For members of the top-tier executive group, the performance compensation comprises performance cash plans as a variable component. These plans are oriented on the value growth of Haniel or of the respective fully consolidated divisions and therefore on the sustainability of the Haniel Group’s success.

The performance cash plans granted during the financial year have a term of four years. The actual payment from these plans is limited in amount and is made in cash depending on target achievement and the fulfilment of stipulated requirements at the end of the term.

Target attainment in the CWS-boco and ELG divisions is essentially measured on the development of value-based performance indicators. These performance cash plans are therefore presented as other long-term benefits.

In contrast, target attainment in the performance cash plans for the Management Board of TAKKT AG and Franz Haniel & Cie.
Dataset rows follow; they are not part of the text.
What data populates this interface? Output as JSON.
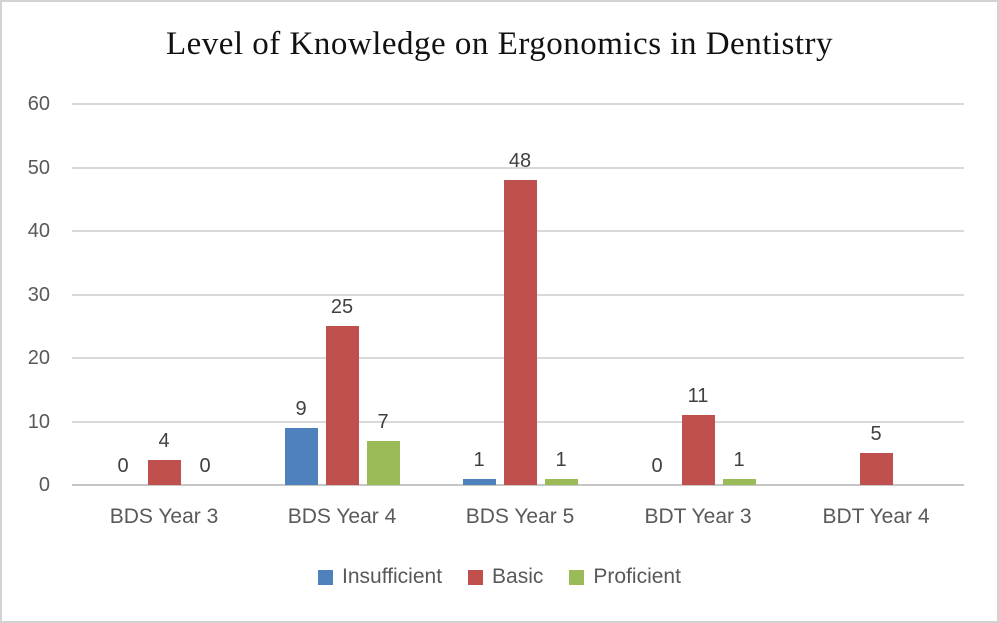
{
  "chart_data": {
    "type": "bar",
    "title": "Level of Knowledge on Ergonomics in Dentistry",
    "categories": [
      "BDS Year 3",
      "BDS Year 4",
      "BDS Year 5",
      "BDT Year 3",
      "BDT Year 4"
    ],
    "series": [
      {
        "name": "Insufficient",
        "color": "#4F81BD",
        "values": [
          0,
          9,
          1,
          0,
          null
        ]
      },
      {
        "name": "Basic",
        "color": "#C0504D",
        "values": [
          4,
          25,
          48,
          11,
          5
        ]
      },
      {
        "name": "Proficient",
        "color": "#9BBB59",
        "values": [
          0,
          7,
          1,
          1,
          null
        ]
      }
    ],
    "xlabel": "",
    "ylabel": "",
    "ylim": [
      0,
      60
    ],
    "yticks": [
      0,
      10,
      20,
      30,
      40,
      50,
      60
    ],
    "grid": "horizontal",
    "legend_position": "bottom",
    "value_labels": "outside-end",
    "colors": {
      "gridline": "#d9d9d9",
      "axis_line": "#c6c6c6",
      "tick_text": "#595959",
      "value_label_text": "#404040",
      "title_text": "#111111",
      "background": "#ffffff",
      "border": "#d2d2d2"
    }
  }
}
GmbH is based primarily on the development of the share price or market value in the period under consideration. Accordingly, the performance cash plans are classified as cash-settled share-based payments as defined in IFRS 2. The future payment amount is measured at the fair value of the liability taking into account the contractual terms and conditions. At TAKKT, a binomial option pricing model is used to determine the share price-based component. Material measurement assumptions here concern the risk-free interest rate and the applied volatilities based on historical observable data. The liability is remeasured at each reporting date and at the date of settlement. Any changes in fair value are recognised in profit or loss. The performance cash plans for the Management Board of the disposed-of Celesio division are also classified as cash-settled share-based payments as defined in IFRS 2. The total expense from all cash-settled share-based payments was EUR 1 million (previous year: EUR 7 million). The liability recognised in this respect amounted to EUR 7 million as at the reporting date (previous year: EUR 13 million).